Added to this is the sleep apnoea, which makes him sit bolt upright in the middle of the night, clawing at his chest like a man possessed whilst gasping for breath. The first few times this happened I thought we were being murdered in our bed, and I have the grey hairs to show for it. I'm now used to these histrionics, but trying to hold a serious conversation with someone who's face is doing the highland fling is never straightforward.

There was constant fear in the early years. Brain tumor? MS? Parkinson's? All sorts of theories were mulled over and tested for by the experts. Finally I told him that if he had anything that serious, he'd have dropped dead by now; it's been that long. Then we met his most recent consultant, who is fabulous. Our first appointment with him was such a relief for me. He sat across the desk from us and told me all about my husband. He's impatient, highly strung, can't handle just sitting and doing nothing, remembers about 20% of what has been said to him, always fiddling, can't relax, always thinking etc, etc, it continued. For the first time in ten years, someone who knew exactly what we were dealing with.

I came out of there feeling fantastic because we finally knew what the problem was, and it wasn't going to kill him or turn him into a dribbling, quivering wreck (well actually I may have been wrong about the latter!). Stig, on the other hand, was horrified and thought the man should be struck off for malpractice. He just couldn't accept that all this was down to stress.

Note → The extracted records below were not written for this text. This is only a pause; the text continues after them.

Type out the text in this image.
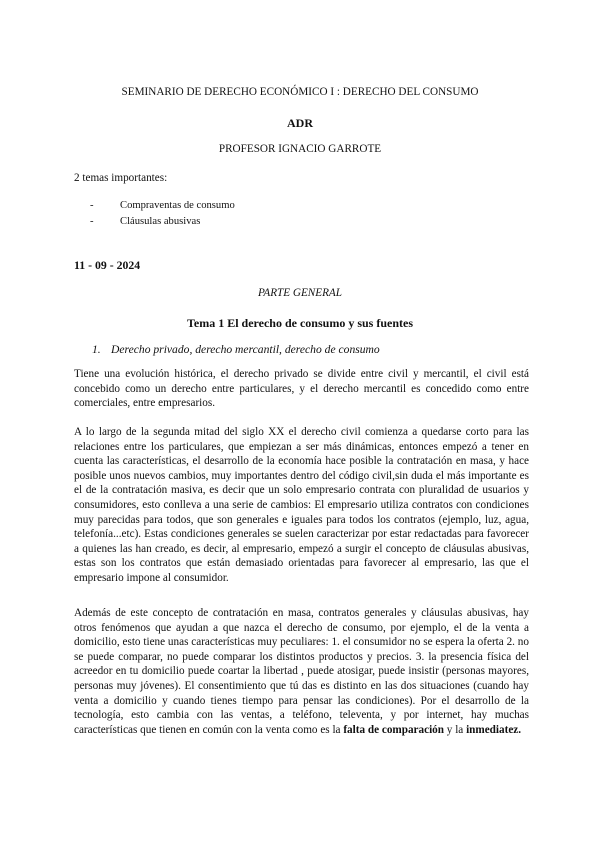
SEMINARIO DE DERECHO ECONÓMICO I : DERECHO DEL CONSUMO

ADR

PROFESOR IGNACIO GARROTE

2 temas importantes:

- Compraventas de consumo
- Cláusulas abusivas

11 - 09 - 2024

PARTE GENERAL

Tema 1 El derecho de consumo y sus fuentes

1. Derecho privado, derecho mercantil, derecho de consumo

Tiene una evolución histórica, el derecho privado se divide entre civil y mercantil, el civil está concebido como un derecho entre particulares, y el derecho mercantil es concedido como entre comerciales, entre empresarios.

A lo largo de la segunda mitad del siglo XX el derecho civil comienza a quedarse corto para las relaciones entre los particulares, que empiezan a ser más dinámicas, entonces empezó a tener en cuenta las características, el desarrollo de la economía hace posible la contratación en masa, y hace posible unos nuevos cambios, muy importantes dentro del código civil,sin duda el más importante es el de la contratación masiva, es decir que un solo empresario contrata con pluralidad de usuarios y consumidores, esto conlleva a una serie de cambios: El empresario utiliza contratos con condiciones muy parecidas para todos, que son generales e iguales para todos los contratos (ejemplo, luz, agua, telefonía...etc). Estas condiciones generales se suelen caracterizar por estar redactadas para favorecer a quienes las han creado, es decir, al empresario, empezó a surgir el concepto de cláusulas abusivas, estas son los contratos que están demasiado orientadas para favorecer al empresario, las que el empresario impone al consumidor.

Además de este concepto de contratación en masa, contratos generales y cláusulas abusivas, hay otros fenómenos que ayudan a que nazca el derecho de consumo, por ejemplo, el de la venta a domicilio, esto tiene unas características muy peculiares: 1. el consumidor no se espera la oferta 2. no se puede comparar, no puede comparar los distintos productos y precios. 3. la presencia física del acreedor en tu domicilio puede coartar la libertad , puede atosigar, puede insistir (personas mayores, personas muy jóvenes). El consentimiento que tú das es distinto en las dos situaciones (cuando hay venta a domicilio y cuando tienes tiempo para pensar las condiciones). Por el desarrollo de la tecnología, esto cambia con las ventas, a teléfono, televenta, y por internet, hay muchas características que tienen en común con la venta como es la falta de comparación y la inmediatez.
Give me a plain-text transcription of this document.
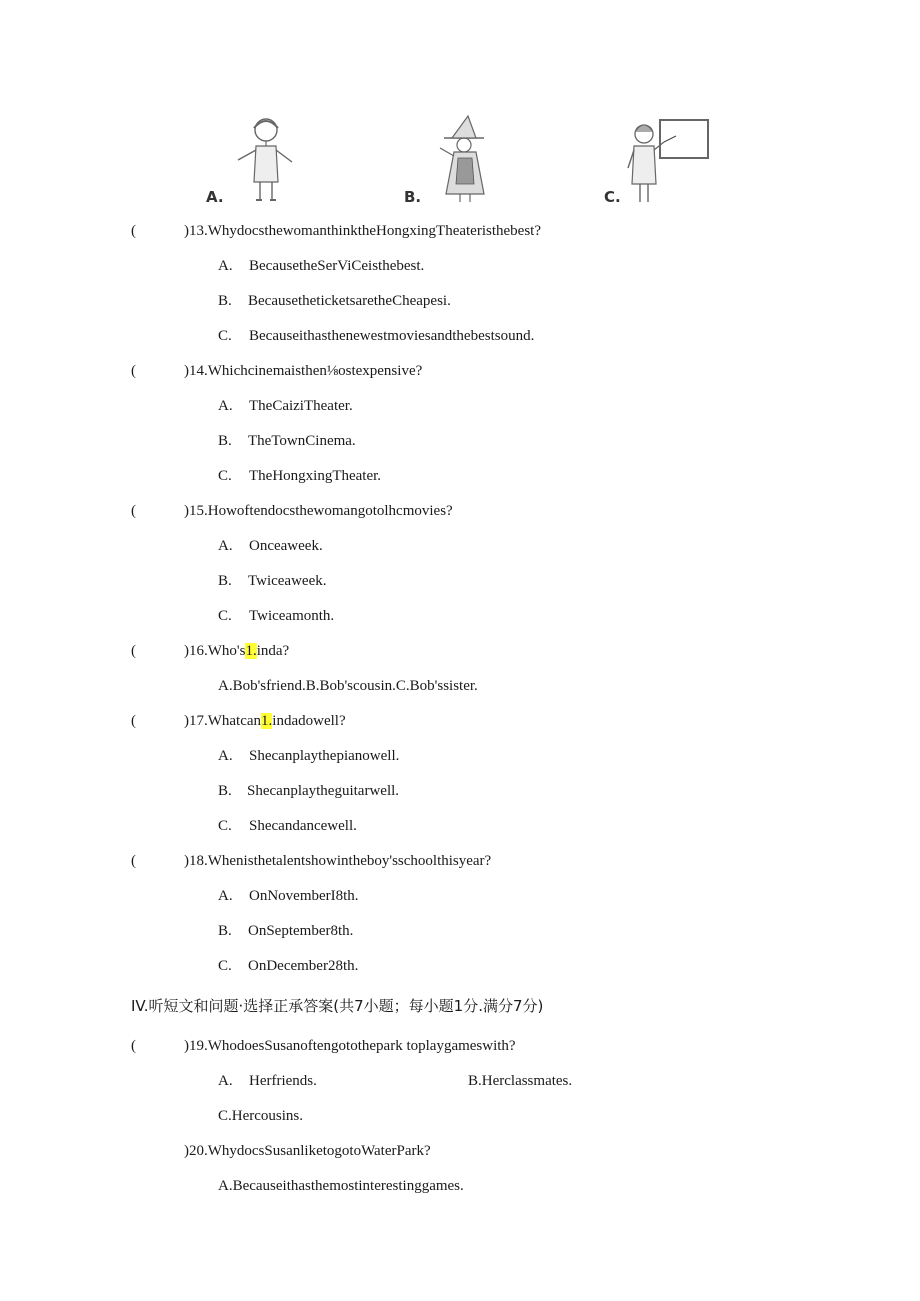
A.	B.	C.
(	)13.WhydocsthewomanthinktheHongxingTheateristhebest?
A. BecausetheSerViCeisthebest.
B. BecausetheticketsaretheCheapesi.
C. Becauseithasthenewestmoviesandthebestsound.
(	)14.Whichcinemaisthen⅛ostexpensive?
A. TheCaiziTheater.
B. TheTownCinema.
C. TheHongxingTheater.
(	)15.Howoftendocsthewomangotolhcmovies?
A. Onceaweek.
B. Twiceaweek.
C. Twiceamonth.
(	)16.Who's1.inda?
A.Bob'sfriend.B.Bob'scousin.C.Bob'ssister.
(	)17.Whatcan1.indadowell?
A. Shecanplaythepianowell.
B. Shecanplaytheguitarwell.
C. Shecandancewell.
(	)18.Whenisthetalentshowintheboy'sschoolthisyear?
A. OnNovemberI8th.
B. OnSeptember8th.
C. OnDecember28th.
IV.听短文和问题·选择正承答案(共7小题；每小题1分.满分7分)
(	)19.WhodoesSusanoftengotothepark toplaygameswith?
A. Herfriends.	B.Herclassmates.
C.Hercousins.
)20.WhydocsSusanliketogotoWaterPark?
A.Becauseithasthemostinterestinggames.
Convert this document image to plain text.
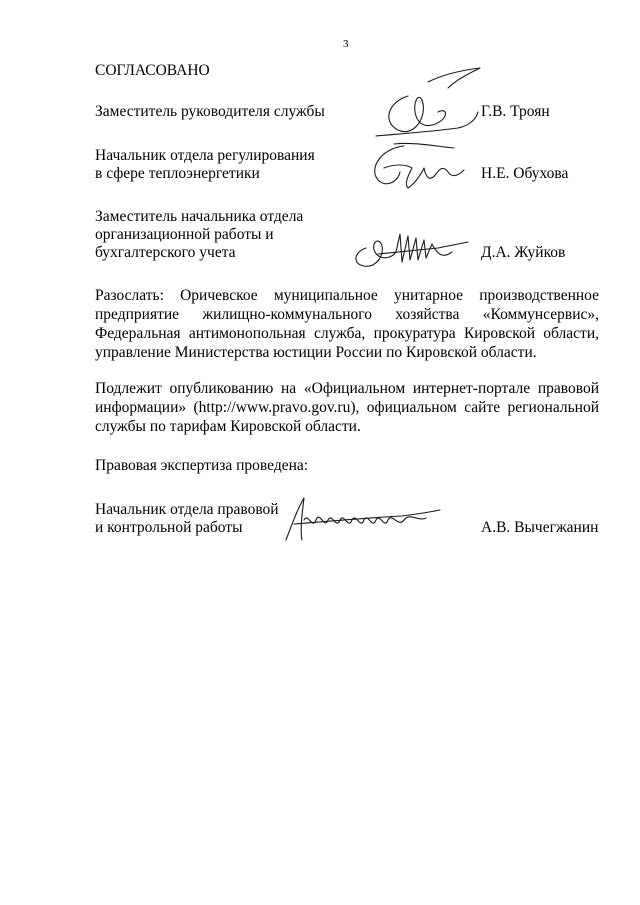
3
СОГЛАСОВАНО
Заместитель руководителя службы	Г.В. Троян
Начальник отдела регулирования
в сфере теплоэнергетики	Н.Е. Обухова
Заместитель начальника отдела
организационной работы и
бухгалтерского учета	Д.А. Жуйков
Разослать: Оричевское муниципальное унитарное производственное
предприятие жилищно-коммунального хозяйства «Коммунсервис»,
Федеральная антимонопольная служба, прокуратура Кировской области,
управление Министерства юстиции России по Кировской области.
Подлежит опубликованию на «Официальном интернет-портале правовой
информации» (http://www.pravo.gov.ru), официальном сайте региональной
службы по тарифам Кировской области.
Правовая экспертиза проведена:
Начальник отдела правовой
и контрольной работы	А.В. Вычегжанин
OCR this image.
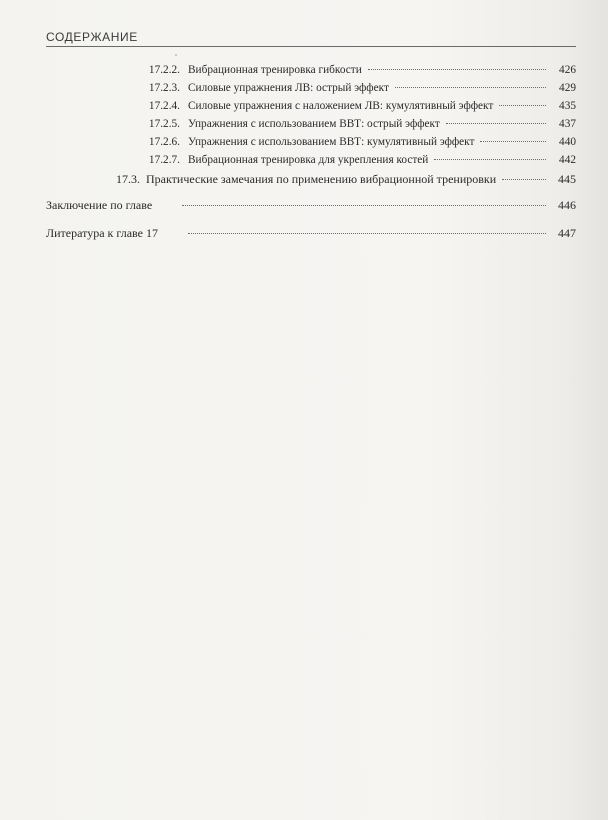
СОДЕРЖАНИЕ
17.2.2. Вибрационная тренировка гибкости	426
17.2.3. Силовые упражнения ЛВ: острый эффект	429
17.2.4. Силовые упражнения с наложением ЛВ: кумулятивный эффект	435
17.2.5. Упражнения с использованием ВВТ: острый эффект	437
17.2.6. Упражнения с использованием ВВТ: кумулятивный эффект	440
17.2.7. Вибрационная тренировка для укрепления костей	442
17.3. Практические замечания по применению вибрационной тренировки	445
Заключение по главе	446
Литература к главе 17	447
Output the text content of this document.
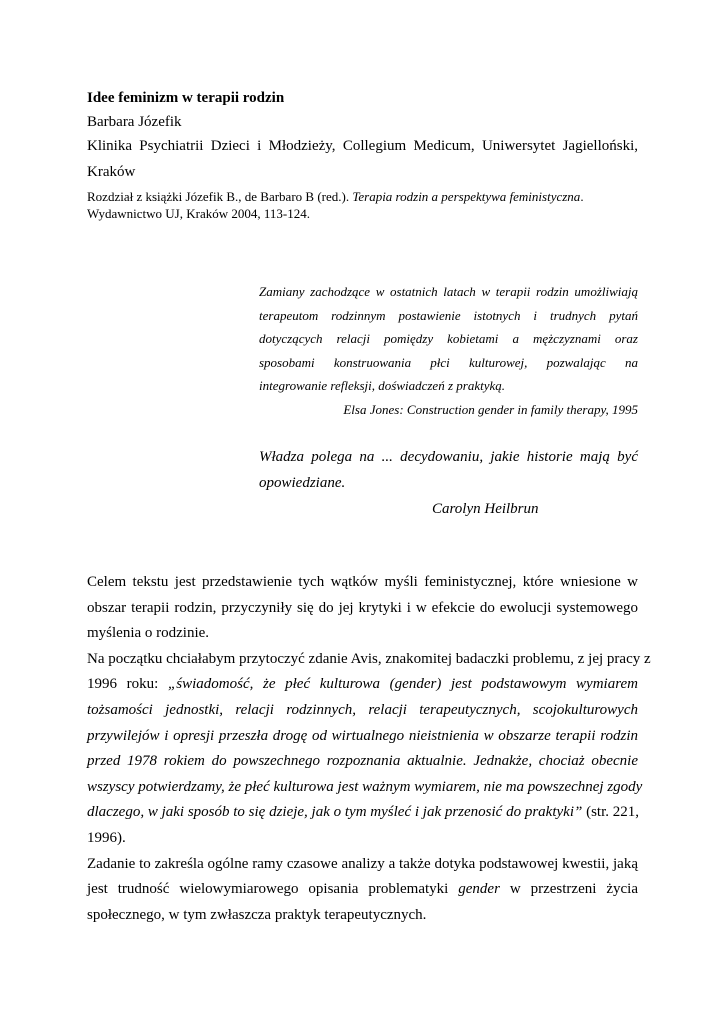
Idee feminizm w terapii rodzin

Barbara Józefik

Klinika Psychiatrii Dzieci i Młodzieży, Collegium Medicum, Uniwersytet Jagielloński,

Kraków

Rozdział z książki Józefik B., de Barbaro B (red.). Terapia rodzin a perspektywa feministyczna.
Wydawnictwo UJ, Kraków 2004, 113-124.

Zamiany zachodzące w ostatnich latach w terapii rodzin umożliwiają

terapeutom rodzinnym postawienie istotnych i trudnych pytań

dotyczących relacji pomiędzy kobietami a mężczyznami oraz

sposobami konstruowania płci kulturowej, pozwalając na

integrowanie refleksji, doświadczeń z praktyką.

Elsa Jones: Construction gender in family therapy, 1995

Władza polega na ... decydowaniu, jakie historie mają być

opowiedziane.

Carolyn Heilbrun

Celem tekstu jest przedstawienie tych wątków myśli feministycznej, które wniesione w

obszar terapii rodzin, przyczyniły się do jej krytyki i w efekcie do ewolucji systemowego

myślenia o rodzinie.

Na początku chciałabym przytoczyć zdanie Avis, znakomitej badaczki problemu, z jej pracy z

1996 roku: „świadomość, że płeć kulturowa (gender) jest podstawowym wymiarem

tożsamości jednostki, relacji rodzinnych, relacji terapeutycznych, scojokulturowych

przywilejów i opresji przeszła drogę od wirtualnego nieistnienia w obszarze terapii rodzin

przed 1978 rokiem do powszechnego rozpoznania aktualnie. Jednakże, chociaż obecnie

wszyscy potwierdzamy, że płeć kulturowa jest ważnym wymiarem, nie ma powszechnej zgody

dlaczego, w jaki sposób to się dzieje, jak o tym myśleć i jak przenosić do praktyki” (str. 221,

1996).

Zadanie to zakreśla ogólne ramy czasowe analizy a także dotyka podstawowej kwestii, jaką

jest trudność wielowymiarowego opisania problematyki gender w przestrzeni życia

społecznego, w tym zwłaszcza praktyk terapeutycznych.
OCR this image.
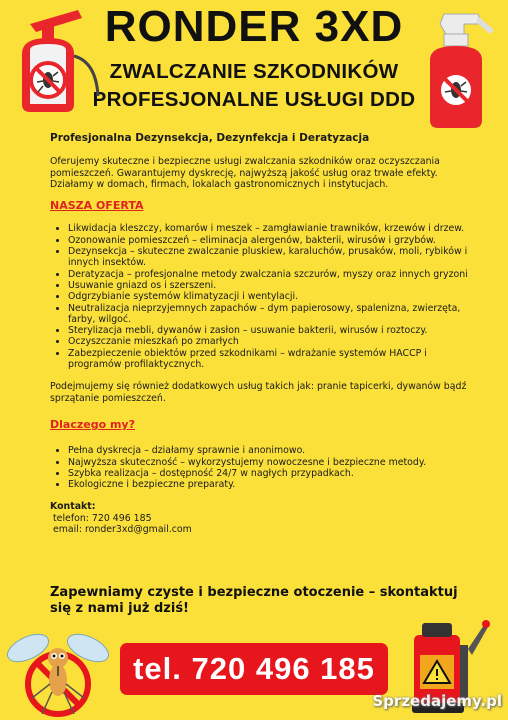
RONDER 3XD
ZWALCZANIE SZKODNIKÓW
PROFESJONALNE USŁUGI DDD

Profesjonalna Dezynsekcja, Dezynfekcja i Deratyzacja

Oferujemy skuteczne i bezpieczne usługi zwalczania szkodników oraz oczyszczania pomieszczeń. Gwarantujemy dyskrecję, najwyższą jakość usług oraz trwałe efekty. Działamy w domach, firmach, lokalach gastronomicznych i instytucjach.

NASZA OFERTA

• Likwidacja kleszczy, komarów i meszek – zamgławianie trawników, krzewów i drzew.
• Ozonowanie pomieszczeń – eliminacja alergenów, bakterii, wirusów i grzybów.
• Dezynsekcja – skuteczne zwalczanie pluskiew, karaluchów, prusaków, moli, rybików i innych insektów.
• Deratyzacja – profesjonalne metody zwalczania szczurów, myszy oraz innych gryzoni
• Usuwanie gniazd os i szerszeni.
• Odgrzybianie systemów klimatyzacji i wentylacji.
• Neutralizacja nieprzyjemnych zapachów – dym papierosowy, spalenizna, zwierzęta, farby, wilgoć.
• Sterylizacja mebli, dywanów i zasłon – usuwanie bakterii, wirusów i roztoczy.
• Oczyszczanie mieszkań po zmarłych
• Zabezpieczenie obiektów przed szkodnikami – wdrażanie systemów HACCP i programów profilaktycznych.

Podejmujemy się również dodatkowych usług takich jak: pranie tapicerki, dywanów bądź sprzątanie pomieszczeń.

Dlaczego my?

• Pełna dyskrecja – działamy sprawnie i anonimowo.
• Najwyższa skuteczność – wykorzystujemy nowoczesne i bezpieczne metody.
• Szybka realizacja – dostępność 24/7 w nagłych przypadkach.
• Ekologiczne i bezpieczne preparaty.

Kontakt:

telefon: 720 496 185

email: ronder3xd@gmail.com

Zapewniamy czyste i bezpieczne otoczenie – skontaktuj się z nami już dziś!
tel. 720 496 185
Sprzedajemy.pl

That was a year ago. Now he knows, and it has been rough. For a while he was a different person to the lovely, idiot man I married, and not in a good way. But things are coming good, and we're learning to handle it better, he has drugs and therapies, and I have a bit of my Stig back.

I post this not to whinge, but it has struck me that more and more people seem to be suffering in similar ways. Every other person we speak to is or knows someone who is off work, on medication, or completely burnt out. It's been said that one in four people will suffer mental health issues at some time in their life. That seemed to be most likely depression at one time. Now it seems we're all so highly strung and stretched to our limits living modern day life. Maybe we all need to learn new strategies to cope with it.

I can come and write about my family life on my blog, take the mickey out of them when they have narked me, make jokes, and feel better, maybe that's my therapy. We all need something and the journey for us at the moment, is finding out what that something is.

2 comments:

  1. Tell Stig my secret. There are only two worries in the world. Those you can do something about, and those you can't. He can forget all the millions of the latter and act on the former.
    Must be hard for you. Good luck and healing wishes.

    ReplyDelete
  2. Thanks Lynne, He's on the mend slowly. We're trying to laugh our way through and not doing to bad really.